Quelques minutes après le jugement, plusieurs élus français d’extrême droite ont exprimé, sur les réseaux sociaux, leur colère face à cette décision de justice (qui condamne lourdement par ailleurs des complices de ces terroristes).
Impossible évidemment de ne pas établir un lien entre ces réactions françaises et les récentes déclarations de notre Ministre de l’Intérieur qui, en réaction à la plaidoirie de l’avocat de S. Abdeslsam  qui a sollicité l’acquittement de son client en invoquant un vice de procédure, avait fustigé le plaideur en faisant valoir que : «Un avocat est là pour faire en sorte qu'une personne reçoive une peine correcte”(sic).
Bien sûr, notre Ministre de l’Intérieur n’ignorait pas, au moment de prononcer ces mots, que la vérité première est que l’avocat n’est pas là pour défendre un homme mais bien pour défendre les droits fondamentaux dont un Etat (dont il est ici un ministre) pare chaque individu qui est soumis à ses lois.

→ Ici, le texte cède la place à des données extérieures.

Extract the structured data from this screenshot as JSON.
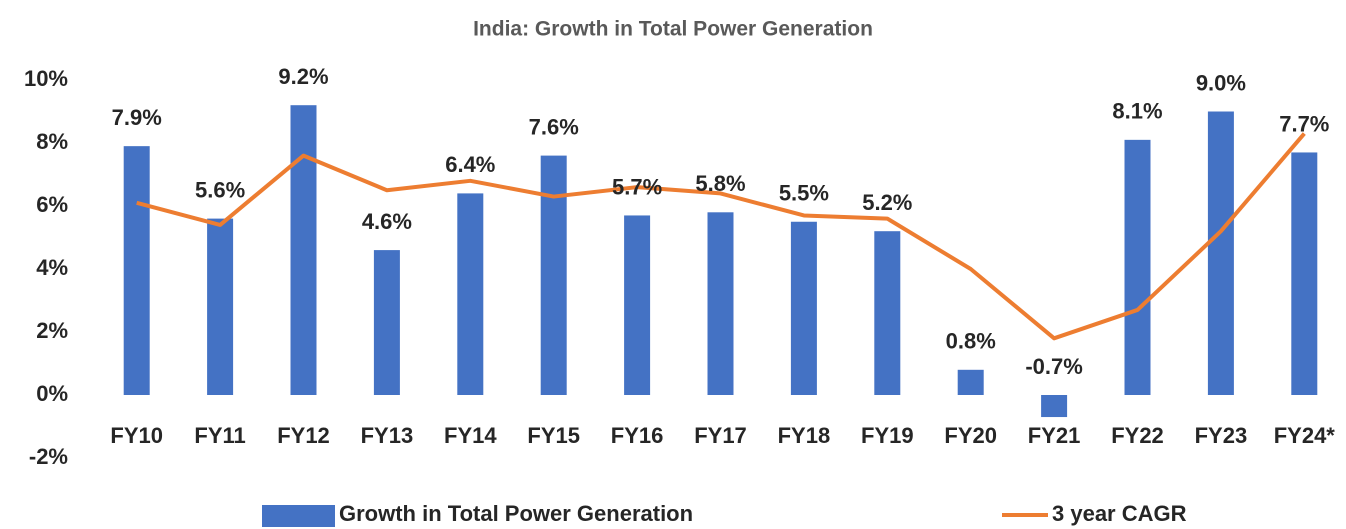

Comme l’enseigne le philosophe R. ENTHOVEN, pour qu’un droit devienne une liberté, il faut en effet encore le conquérir après l’avoir obtenu.

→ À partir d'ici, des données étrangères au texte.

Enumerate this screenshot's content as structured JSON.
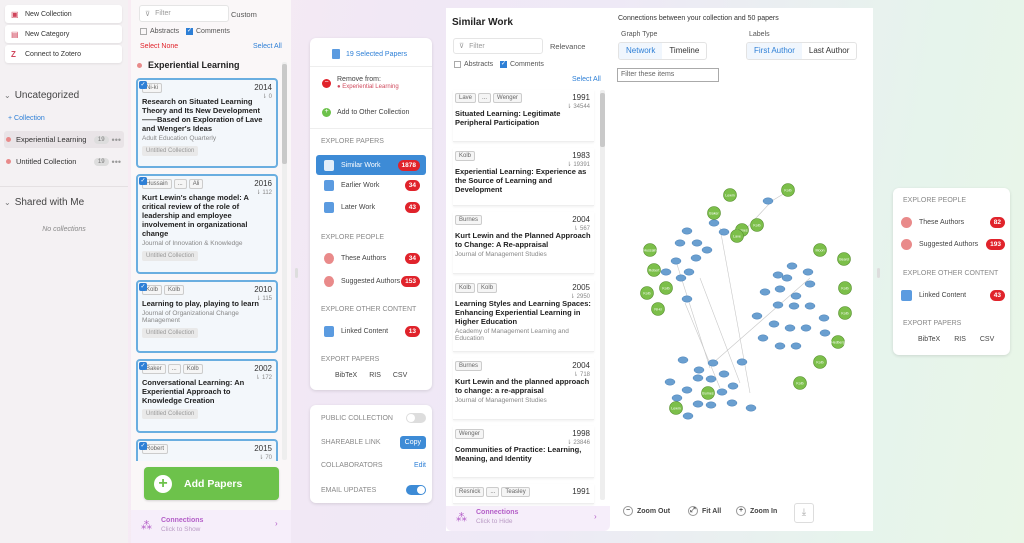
{
  "left": {
    "buttons": [
      {
        "icon": "folder-plus-icon",
        "label": "New Collection"
      },
      {
        "icon": "category-icon",
        "label": "New Category"
      },
      {
        "icon": "zotero-icon",
        "label": "Connect to Zotero"
      }
    ],
    "uncategorized": {
      "title": "Uncategorized",
      "add_label": "+ Collection",
      "collections": [
        {
          "name": "Experiential Learning",
          "count": "19"
        },
        {
          "name": "Untitled Collection",
          "count": "19"
        }
      ]
    },
    "shared": {
      "title": "Shared with Me",
      "empty": "No collections"
    }
  },
  "papers": {
    "filter_placeholder": "Filter",
    "sort_label": "Custom",
    "abstracts_label": "Abstracts",
    "comments_label": "Comments",
    "select_none": "Select None",
    "select_all": "Select All",
    "collection_title": "Experiential Learning",
    "items": [
      {
        "authors": [
          "Ni-ki"
        ],
        "year": "2014",
        "cites": "0",
        "title": "Research on Situated Learning Theory and Its New Development ——Based on Exploration of Lave and Wenger's Ideas",
        "journal": "Adult Education Quarterly",
        "tag": "Untitled Collection"
      },
      {
        "authors": [
          "Hussain",
          "...",
          "Ali"
        ],
        "year": "2016",
        "cites": "112",
        "title": "Kurt Lewin's change model: A critical review of the role of leadership and employee involvement in organizational change",
        "journal": "Journal of Innovation & Knowledge",
        "tag": "Untitled Collection"
      },
      {
        "authors": [
          "Kolb",
          "Kolb"
        ],
        "year": "2010",
        "cites": "115",
        "title": "Learning to play, playing to learn",
        "journal": "Journal of Organizational Change Management",
        "tag": "Untitled Collection"
      },
      {
        "authors": [
          "Baker",
          "...",
          "Kolb"
        ],
        "year": "2002",
        "cites": "172",
        "title": "Conversational Learning: An Experiential Approach to Knowledge Creation",
        "journal": "",
        "tag": "Untitled Collection"
      },
      {
        "authors": [
          "Robert"
        ],
        "year": "2015",
        "cites": "70",
        "title": "",
        "journal": "",
        "tag": ""
      }
    ],
    "add_button": "Add Papers",
    "connections_title": "Connections",
    "connections_sub": "Click to Show"
  },
  "actions": {
    "selected": "19 Selected Papers",
    "remove_label": "Remove from:",
    "remove_sub": "● Experiential Learning",
    "add_other": "Add to Other Collection",
    "explore_papers": "EXPLORE PAPERS",
    "papers": [
      {
        "label": "Similar Work",
        "count": "1878",
        "selected": true
      },
      {
        "label": "Earlier Work",
        "count": "34"
      },
      {
        "label": "Later Work",
        "count": "43"
      }
    ],
    "explore_people": "EXPLORE PEOPLE",
    "people": [
      {
        "label": "These Authors",
        "count": "34"
      },
      {
        "label": "Suggested Authors",
        "count": "153"
      }
    ],
    "explore_other": "EXPLORE OTHER CONTENT",
    "other": [
      {
        "label": "Linked Content",
        "count": "13"
      }
    ],
    "export": "EXPORT PAPERS",
    "export_formats": [
      "BibTeX",
      "RIS",
      "CSV"
    ]
  },
  "settings": {
    "public": "PUBLIC COLLECTION",
    "shareable": "SHAREABLE LINK",
    "copy": "Copy",
    "collaborators": "COLLABORATORS",
    "edit": "Edit",
    "email": "EMAIL UPDATES"
  },
  "similar": {
    "title": "Similar Work",
    "filter_placeholder": "Filter",
    "sort_label": "Relevance",
    "abstracts_label": "Abstracts",
    "comments_label": "Comments",
    "select_all": "Select All",
    "items": [
      {
        "authors": [
          "Lave",
          "...",
          "Wenger"
        ],
        "year": "1991",
        "cites": "34544",
        "title": "Situated Learning: Legitimate Peripheral Participation",
        "journal": ""
      },
      {
        "authors": [
          "Kolb"
        ],
        "year": "1983",
        "cites": "19391",
        "title": "Experiential Learning: Experience as the Source of Learning and Development",
        "journal": ""
      },
      {
        "authors": [
          "Burnes"
        ],
        "year": "2004",
        "cites": "567",
        "title": "Kurt Lewin and the Planned Approach to Change: A Re-appraisal",
        "journal": "Journal of Management Studies"
      },
      {
        "authors": [
          "Kolb",
          "Kolb"
        ],
        "year": "2005",
        "cites": "2950",
        "title": "Learning Styles and Learning Spaces: Enhancing Experiential Learning in Higher Education",
        "journal": "Academy of Management Learning and Education"
      },
      {
        "authors": [
          "Burnes"
        ],
        "year": "2004",
        "cites": "718",
        "title": "Kurt Lewin and the planned approach to change: a re-appraisal",
        "journal": "Journal of Management Studies"
      },
      {
        "authors": [
          "Wenger"
        ],
        "year": "1998",
        "cites": "23846",
        "title": "Communities of Practice: Learning, Meaning, and Identity",
        "journal": ""
      },
      {
        "authors": [
          "Resnick",
          "...",
          "Teasley"
        ],
        "year": "1991",
        "cites": "",
        "title": "",
        "journal": ""
      }
    ],
    "connections_title": "Connections",
    "connections_sub": "Click to Hide"
  },
  "graph": {
    "heading": "Connections between your collection and 50 papers",
    "graph_type_label": "Graph Type",
    "graph_types": [
      "Network",
      "Timeline"
    ],
    "labels_label": "Labels",
    "label_types": [
      "First Author",
      "Last Author"
    ],
    "filter_placeholder": "Filter these items",
    "zoom_out": "Zoom Out",
    "fit_all": "Fit All",
    "zoom_in": "Zoom In",
    "green_nodes": [
      {
        "label": "Lewin"
      },
      {
        "label": "Kolb"
      },
      {
        "label": "Baker"
      },
      {
        "label": "Burnes"
      },
      {
        "label": "Kolb"
      },
      {
        "label": "Lave"
      },
      {
        "label": "Hussain"
      },
      {
        "label": "Robert"
      },
      {
        "label": "Kolb"
      },
      {
        "label": "Kolb"
      },
      {
        "label": "Ni-ki"
      },
      {
        "label": "Moon"
      },
      {
        "label": "Beard"
      },
      {
        "label": "Kolb"
      },
      {
        "label": "Kolb"
      },
      {
        "label": "Hedberg"
      },
      {
        "label": "Kolb"
      },
      {
        "label": "Kolb"
      },
      {
        "label": "Burnes"
      },
      {
        "label": "Lewin"
      }
    ]
  },
  "rpanel": {
    "explore_people": "EXPLORE PEOPLE",
    "people": [
      {
        "label": "These Authors",
        "count": "82"
      },
      {
        "label": "Suggested Authors",
        "count": "193"
      }
    ],
    "explore_other": "EXPLORE OTHER CONTENT",
    "other": [
      {
        "label": "Linked Content",
        "count": "43"
      }
    ],
    "export": "EXPORT PAPERS",
    "export_formats": [
      "BibTeX",
      "RIS",
      "CSV"
    ]
  },
  "colors": {
    "accent": "#2d7fd6",
    "badge": "#e0232b",
    "green_node": "#7cbf4a",
    "blue_node": "#6a9fd0",
    "add_button": "#6dc24b"
  }
}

Le respect des règles de procédure, en ce qu’il constitue la plus efficace protection de ces droits, fait évidemment partie des éléments auxquels un juge doit être rendu prioritairement attentif.
Mais, on le sait, à l’heure de la « post-vérité », la vérité n’est plus qu’une opinion de sorte qu’elle est invitée à se soumettre aux souhaits de l’émetteur sous peine d’être répudiée comme un animal trop vieux et devenu inutile qu’on conduit à l’abattoir.
Quand Jambon déclare que le rôle de l’avocat est de ne surtout pas gêner la ronde sécuritaire dont il est un des plus fervents thuriféraires, il sait qu’il est à côté de la vérité. Cela lui importe cependant fort peu car son but est de montrer qu’il a une opinion et que, surtout, cette opinion est conforme à celle (qu’il connait fort bien) de ses partisans.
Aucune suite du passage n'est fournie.